Functional design requirements are often accompanied by synchronous input/output (IO) timing constraints such as clocked protocol interfaces or real-time restrictions. However, these constraints only affect the interface and are unrelated to the design itself. To maximize design portability, we apply timed or legacy constructs solely in the periphery, while coding the design core with only clockless dataflow constructs. We differentiate between the following synchronous signaling:

External IO and Blackbox Interfaces🔗

External IOs that are exposed to the top design hierarchy or blackboxes that are exposed to the internal design core may impose synchronous protocols (e.g., data is valid one clock cycle after address is set). A dataflow HDL supports legacy RTL constructs to synchronously interface external IOs and instantiate blackboxes.

Timers🔗

Timers are design constructs for generating real-time signals or creating derivations of timed signal inputs. For example, a design using a 100MHz clock may drive a UART stream at 10Mbps or toggle a led at 1Hz. Rather than directly using registers as clock dividers or employing clock generation components (e.g., PLLs), one can create functional representation of their timed use-cases. A dataflow HDL has timer constructs that generate tokens at a given or derived rate. The compiler can take all clocks into consideration and generate the proper clock tree based on the available device resources and other design constraints.
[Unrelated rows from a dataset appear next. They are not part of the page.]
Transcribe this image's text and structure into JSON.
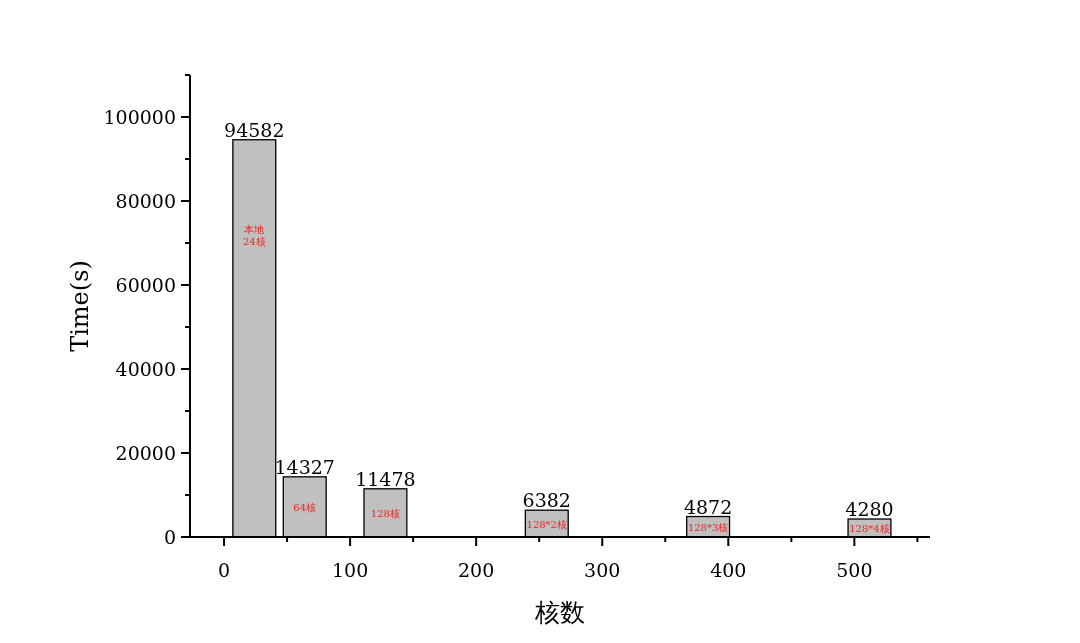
{
  "chart_data": {
    "type": "bar",
    "xlabel": "核数",
    "ylabel": "Time(s)",
    "x": [
      24,
      64,
      128,
      256,
      384,
      512
    ],
    "values": [
      94582,
      14327,
      11478,
      6382,
      4872,
      4280
    ],
    "color": "#c0c0c0",
    "data_labels": true,
    "xlim": [
      -27,
      560
    ],
    "xticks": [
      0,
      {
        "value": 50,
        "label": null
      },
      100,
      {
        "value": 150,
        "label": null
      },
      200,
      {
        "value": 250,
        "label": null
      },
      300,
      {
        "value": 350,
        "label": null
      },
      400,
      {
        "value": 450,
        "label": null
      },
      500,
      {
        "value": 550,
        "label": null
      }
    ],
    "ylim": [
      0,
      110000
    ],
    "yticks": [
      0,
      {
        "value": 10000,
        "label": null
      },
      20000,
      {
        "value": 30000,
        "label": null
      },
      40000,
      {
        "value": 50000,
        "label": null
      },
      60000,
      {
        "value": 70000,
        "label": null
      },
      80000,
      {
        "value": 90000,
        "label": null
      },
      100000,
      {
        "value": 110000,
        "label": null
      }
    ],
    "annotations": [
      "本地\n24核",
      "64核",
      "128核",
      "128*2核",
      "128*3核",
      "128*4核"
    ]
  }
}
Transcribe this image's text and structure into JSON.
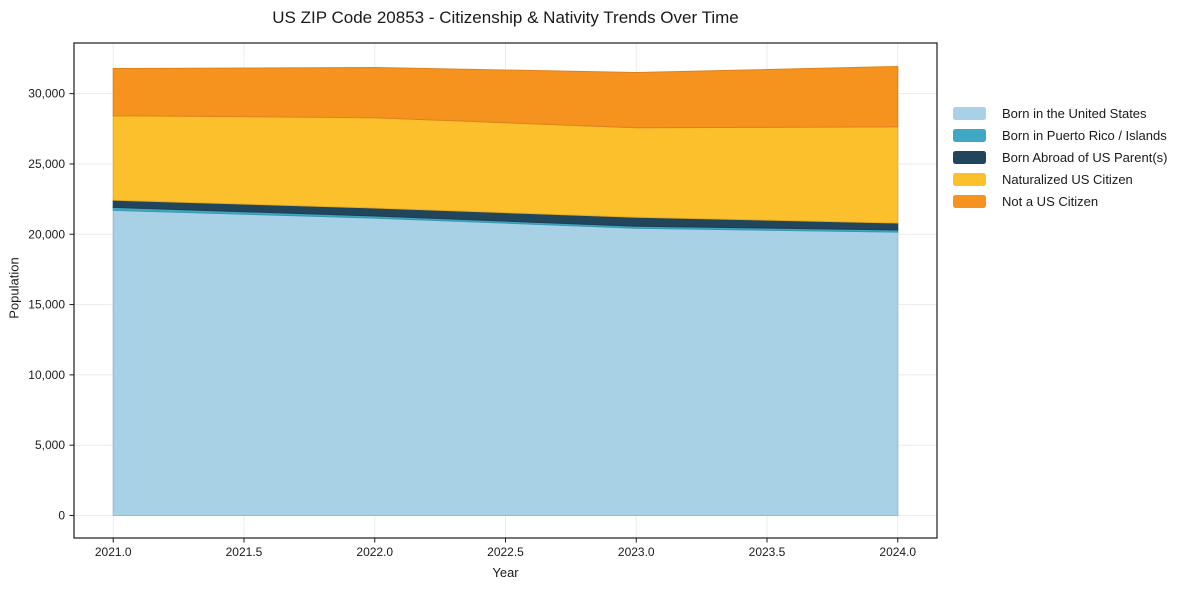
{
  "chart_data": {
    "type": "area",
    "stacked": true,
    "title": "US ZIP Code 20853 - Citizenship & Nativity Trends Over Time",
    "xlabel": "Year",
    "ylabel": "Population",
    "x": [
      2021,
      2022,
      2023,
      2024
    ],
    "xlim": [
      2020.85,
      2024.15
    ],
    "ylim": [
      -1600,
      33600
    ],
    "grid": true,
    "legend_position": "right-outside",
    "axis_color": "#1a1a1a",
    "grid_color": "#ebebeb",
    "xticks": [
      {
        "value": 2021.0,
        "label": "2021.0"
      },
      {
        "value": 2021.5,
        "label": "2021.5"
      },
      {
        "value": 2022.0,
        "label": "2022.0"
      },
      {
        "value": 2022.5,
        "label": "2022.5"
      },
      {
        "value": 2023.0,
        "label": "2023.0"
      },
      {
        "value": 2023.5,
        "label": "2023.5"
      },
      {
        "value": 2024.0,
        "label": "2024.0"
      }
    ],
    "yticks": [
      {
        "value": 0,
        "label": "0"
      },
      {
        "value": 5000,
        "label": "5,000"
      },
      {
        "value": 10000,
        "label": "10,000"
      },
      {
        "value": 15000,
        "label": "15,000"
      },
      {
        "value": 20000,
        "label": "20,000"
      },
      {
        "value": 25000,
        "label": "25,000"
      },
      {
        "value": 30000,
        "label": "30,000"
      }
    ],
    "series": [
      {
        "name": "Born in the United States",
        "color": "#a9d1e6",
        "values": [
          21700,
          21150,
          20430,
          20150
        ]
      },
      {
        "name": "Born in Puerto Rico / Islands",
        "color": "#3fa8c5",
        "values": [
          210,
          150,
          140,
          150
        ]
      },
      {
        "name": "Born Abroad of US Parent(s)",
        "color": "#21455a",
        "values": [
          510,
          570,
          640,
          500
        ]
      },
      {
        "name": "Naturalized US Citizen",
        "color": "#fdc02d",
        "values": [
          6010,
          6420,
          6360,
          6840
        ]
      },
      {
        "name": "Not a US Citizen",
        "color": "#f6921e",
        "values": [
          3360,
          3570,
          3930,
          4290
        ]
      }
    ]
  }
}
Design Functionality (State) Registers🔗

Functional registers, or state, are needed when a design must access (previous) values that are no longer available on an input signal (e.g., cumulative sum or a state-machine's state). RTL designs invoke registers (behaviorally) to store the state. But, registers not only store the state, but also enforce specific cycle latencies. Furthermore, typical RTL languages declare additional variables and place extra assignments just to save the state. A dataflow HDL overcomes all these issues by including a construct to reuse a token from the stream history. Additionally, a related construct should set a token history to be used at initialization time. We differentiate between two kinds of state: derived state, and feedback state.

Derived State🔗

A derived state is a state whose current output value is independent of its previous and can thereby be deduced by the compiler. For example, checking if a dataflow stream value has changed requires reusing the previous token and comparing to the current token.

Feedback State🔗

A feedback state is a state whose current output value is dependent on its previous state value. For example, the current cumulative sum value is dependent on the previous sum value. Therefore, a dataflow HDL requires not only to fetch previous token values, but also set the future state value. Addressable memory pools also hold feedback state (e.g., a processor register-file, memory blocks) and can be expressed as a large selectable state array or available dedicated memory components.
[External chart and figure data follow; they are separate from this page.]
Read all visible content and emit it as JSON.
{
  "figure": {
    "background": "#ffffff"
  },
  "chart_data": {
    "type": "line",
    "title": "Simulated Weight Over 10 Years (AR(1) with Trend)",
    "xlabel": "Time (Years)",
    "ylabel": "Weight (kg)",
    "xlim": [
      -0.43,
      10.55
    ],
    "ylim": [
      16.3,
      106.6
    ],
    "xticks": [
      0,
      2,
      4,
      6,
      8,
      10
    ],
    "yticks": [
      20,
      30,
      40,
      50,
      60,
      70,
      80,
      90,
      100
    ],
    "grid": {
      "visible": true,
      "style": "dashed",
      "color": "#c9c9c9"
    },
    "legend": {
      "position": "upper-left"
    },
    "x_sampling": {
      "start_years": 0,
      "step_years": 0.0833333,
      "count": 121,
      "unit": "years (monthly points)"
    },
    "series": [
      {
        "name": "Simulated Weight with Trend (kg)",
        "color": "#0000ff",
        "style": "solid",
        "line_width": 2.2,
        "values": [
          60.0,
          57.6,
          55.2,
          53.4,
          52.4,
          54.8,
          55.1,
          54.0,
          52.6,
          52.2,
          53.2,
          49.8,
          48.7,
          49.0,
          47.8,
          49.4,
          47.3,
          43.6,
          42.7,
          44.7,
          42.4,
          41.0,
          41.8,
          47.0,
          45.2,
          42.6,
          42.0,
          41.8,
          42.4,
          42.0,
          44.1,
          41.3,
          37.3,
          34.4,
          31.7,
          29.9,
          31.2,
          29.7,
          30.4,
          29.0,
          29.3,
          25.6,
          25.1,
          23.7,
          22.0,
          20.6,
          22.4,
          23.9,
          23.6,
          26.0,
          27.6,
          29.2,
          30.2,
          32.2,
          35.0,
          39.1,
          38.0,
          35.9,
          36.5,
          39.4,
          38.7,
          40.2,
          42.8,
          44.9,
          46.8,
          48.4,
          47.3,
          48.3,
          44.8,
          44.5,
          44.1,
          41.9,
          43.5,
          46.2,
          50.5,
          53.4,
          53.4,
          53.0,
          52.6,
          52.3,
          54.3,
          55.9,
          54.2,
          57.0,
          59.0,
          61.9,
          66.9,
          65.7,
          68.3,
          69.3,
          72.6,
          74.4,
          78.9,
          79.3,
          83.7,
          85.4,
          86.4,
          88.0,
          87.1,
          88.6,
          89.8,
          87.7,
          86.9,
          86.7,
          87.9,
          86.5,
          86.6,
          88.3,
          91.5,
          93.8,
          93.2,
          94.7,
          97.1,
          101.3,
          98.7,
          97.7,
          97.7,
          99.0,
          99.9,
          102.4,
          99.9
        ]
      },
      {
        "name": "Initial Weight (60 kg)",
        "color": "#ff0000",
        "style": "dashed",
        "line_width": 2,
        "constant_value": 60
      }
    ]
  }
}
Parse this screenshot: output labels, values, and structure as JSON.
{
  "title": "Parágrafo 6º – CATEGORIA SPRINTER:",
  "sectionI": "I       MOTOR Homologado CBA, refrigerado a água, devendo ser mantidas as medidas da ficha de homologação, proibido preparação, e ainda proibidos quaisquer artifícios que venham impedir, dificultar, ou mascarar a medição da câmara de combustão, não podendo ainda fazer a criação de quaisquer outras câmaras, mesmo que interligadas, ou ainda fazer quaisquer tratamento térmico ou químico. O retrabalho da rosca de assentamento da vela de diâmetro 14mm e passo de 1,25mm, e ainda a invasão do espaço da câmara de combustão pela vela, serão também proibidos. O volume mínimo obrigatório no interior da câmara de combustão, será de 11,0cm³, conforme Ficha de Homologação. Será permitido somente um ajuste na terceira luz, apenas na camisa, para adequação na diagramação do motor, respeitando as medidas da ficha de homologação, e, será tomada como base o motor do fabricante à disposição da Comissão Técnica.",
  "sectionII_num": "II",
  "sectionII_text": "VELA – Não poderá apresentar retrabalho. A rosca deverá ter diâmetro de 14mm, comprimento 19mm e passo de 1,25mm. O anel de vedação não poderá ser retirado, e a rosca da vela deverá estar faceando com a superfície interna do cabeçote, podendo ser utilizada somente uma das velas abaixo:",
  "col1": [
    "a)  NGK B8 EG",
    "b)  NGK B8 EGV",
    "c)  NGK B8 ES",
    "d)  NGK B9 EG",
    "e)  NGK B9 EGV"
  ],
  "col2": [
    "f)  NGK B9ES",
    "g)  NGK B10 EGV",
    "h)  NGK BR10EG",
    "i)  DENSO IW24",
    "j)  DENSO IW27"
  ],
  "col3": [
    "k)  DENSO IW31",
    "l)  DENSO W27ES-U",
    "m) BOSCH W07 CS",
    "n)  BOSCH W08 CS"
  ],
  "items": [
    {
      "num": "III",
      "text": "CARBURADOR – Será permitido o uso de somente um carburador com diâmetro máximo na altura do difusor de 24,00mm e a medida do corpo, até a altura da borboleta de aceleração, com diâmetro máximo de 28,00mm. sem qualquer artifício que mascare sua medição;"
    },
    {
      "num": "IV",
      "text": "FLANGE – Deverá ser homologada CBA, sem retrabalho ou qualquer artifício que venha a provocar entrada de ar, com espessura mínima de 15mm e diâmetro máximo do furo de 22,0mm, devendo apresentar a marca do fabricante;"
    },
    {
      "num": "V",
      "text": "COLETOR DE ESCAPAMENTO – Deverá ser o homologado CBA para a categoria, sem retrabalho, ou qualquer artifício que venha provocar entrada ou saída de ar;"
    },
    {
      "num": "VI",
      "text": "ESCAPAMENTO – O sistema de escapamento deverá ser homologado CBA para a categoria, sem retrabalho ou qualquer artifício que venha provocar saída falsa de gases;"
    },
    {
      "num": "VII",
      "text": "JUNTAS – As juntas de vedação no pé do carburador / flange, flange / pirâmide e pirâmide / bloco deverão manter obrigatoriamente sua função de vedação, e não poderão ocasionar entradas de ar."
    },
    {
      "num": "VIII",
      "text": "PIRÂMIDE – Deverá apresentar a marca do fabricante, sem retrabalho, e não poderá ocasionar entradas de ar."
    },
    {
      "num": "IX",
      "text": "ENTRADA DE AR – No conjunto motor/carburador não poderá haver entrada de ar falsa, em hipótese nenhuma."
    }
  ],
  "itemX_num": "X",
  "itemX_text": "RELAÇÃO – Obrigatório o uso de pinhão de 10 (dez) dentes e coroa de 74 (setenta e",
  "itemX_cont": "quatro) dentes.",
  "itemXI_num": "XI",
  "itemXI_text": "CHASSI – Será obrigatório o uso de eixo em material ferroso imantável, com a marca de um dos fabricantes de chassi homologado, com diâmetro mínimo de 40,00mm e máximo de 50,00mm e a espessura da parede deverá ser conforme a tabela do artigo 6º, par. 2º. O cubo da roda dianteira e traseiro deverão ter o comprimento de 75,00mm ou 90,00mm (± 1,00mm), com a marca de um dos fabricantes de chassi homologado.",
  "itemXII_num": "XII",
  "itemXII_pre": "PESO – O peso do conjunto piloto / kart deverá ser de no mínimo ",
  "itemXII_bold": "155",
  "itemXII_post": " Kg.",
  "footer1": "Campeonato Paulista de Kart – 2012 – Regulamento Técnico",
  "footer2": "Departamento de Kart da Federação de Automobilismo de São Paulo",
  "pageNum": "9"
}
The two kinds of state differ heavily in performance improvement when the design is pipelined. A derived state path can produce a token for every clock tick, and pipelining a combination operation to reduce its cycle time will also increase its throughput. In contrast, a feedback state path is circular and cannot be pipelined as-is.
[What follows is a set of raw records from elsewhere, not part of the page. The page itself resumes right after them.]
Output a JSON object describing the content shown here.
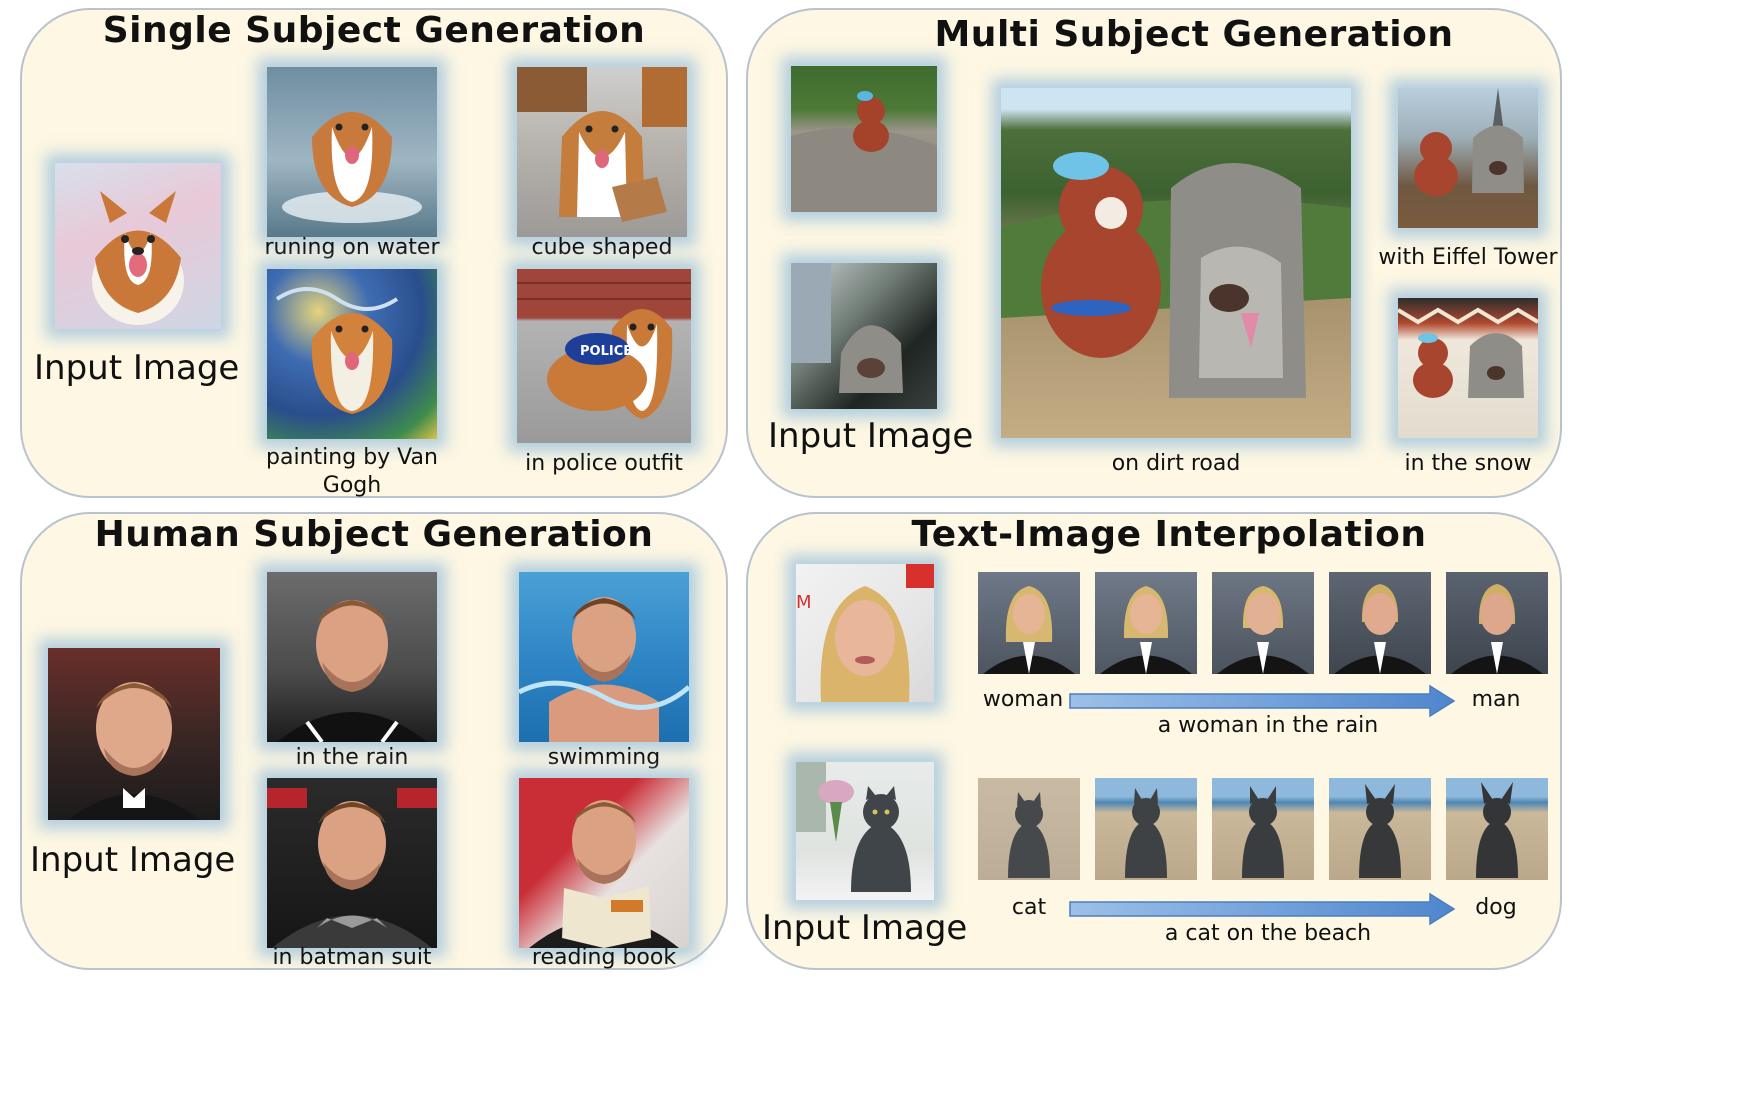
{
  "panels": {
    "single": {
      "title": "Single Subject Generation",
      "input_label": "Input Image",
      "captions": [
        "runing on water",
        "cube shaped",
        "painting by Van Gogh",
        "in police outfit"
      ]
    },
    "multi": {
      "title": "Multi Subject Generation",
      "input_label": "Input Image",
      "captions": [
        "on dirt road",
        "with Eiffel Tower",
        "in the snow"
      ]
    },
    "human": {
      "title": "Human Subject Generation",
      "input_label": "Input Image",
      "captions": [
        "in the rain",
        "swimming",
        "in batman suit",
        "reading book"
      ]
    },
    "interp": {
      "title": "Text-Image Interpolation",
      "input_label": "Input Image",
      "row1": {
        "start": "woman",
        "end": "man",
        "prompt": "a woman in the rain"
      },
      "row2": {
        "start": "cat",
        "end": "dog",
        "prompt": "a cat on the beach"
      }
    }
  },
  "colors": {
    "panel_bg": "#fdf7e3",
    "panel_border": "#b9c3cf",
    "glow": "#8cb9dc",
    "arrow": "#6a9fd8"
  }
}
Feedback state causes bottlenecks in many systems. For instance, a RISC-V processor program counter (PC) register manifests as a feedback state. The processor pipeline can only be improved thanks to a speculative mechanism that predicts the next PC value to prefetch instructions (e.g., PC+4 for a branch-not-taken prediction). In case of a miss-prediction other mechanisms take place. Further work may expand on dataflow abstractions that solve such problems functionally.